NCFY spoke with Nathan Belyeu, The Trevor Project's education director, about how family and youth workers can support LGBTQ young people during the process of coming out.
NCFY: Why did you decide to develop a guide specifically for young people considering whether or not to come out?
Belyeu: At The Trevor Project, we know that the coming out process is a particularly sensitive time. We like to look at it not as a one-time event. It’s something people do many times and in many places. Part of the coming out experience is understanding that.
Our model is really about empowering youth and giving them control over their coming out experience. This may include processing whether or not it’s the right time to come out and thinking through resources in the community if things do not go well with their families. For adolescents, those problem-solving skills are not present developmentally. A lot of these young people need tools to help them, and service providers need tools to help facilitate those conversations.

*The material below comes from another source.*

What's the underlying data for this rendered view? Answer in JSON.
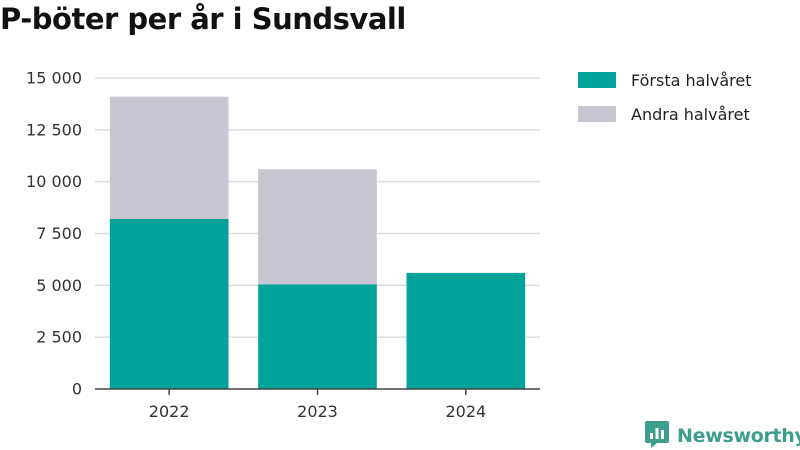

NCFY: How do you see family and youth workers using this resource?
Belyeu: I see “Coming Out as You!” as a great tool for one-on-one work. It’s designed in several ways like a workbook. It helps youth problem-solve and ask questions about support, consequences of coming out, and who to talk to if it doesn’t go well.
The guide can also help service providers talk about self-care as a challenge. What do you do to take care of yourself emotionally? There’s a foldout constellation for listing the pros and cons of coming out at a particular time, and a list of personal self-care strategies. It’s there to help young people visually map their own experience, and [as a service provider] you’re helping them think through that information.
NCFY: What if a young person isn’t ready to have that conversation yet?
Belyeu: Many of the youth that service providers encounter are in the stage of thinking about coming out and figuring out who they are. If you have tools like this visible in your office space, it can be a subtle cue that they have that conversation with you. LGBTQ youth are constantly scanning their environment, ascertaining if it’s a safe place or not. Those subtle cues--you should not underestimate their value. For LGBTQ youth that have experienced trauma, those cues are even more important.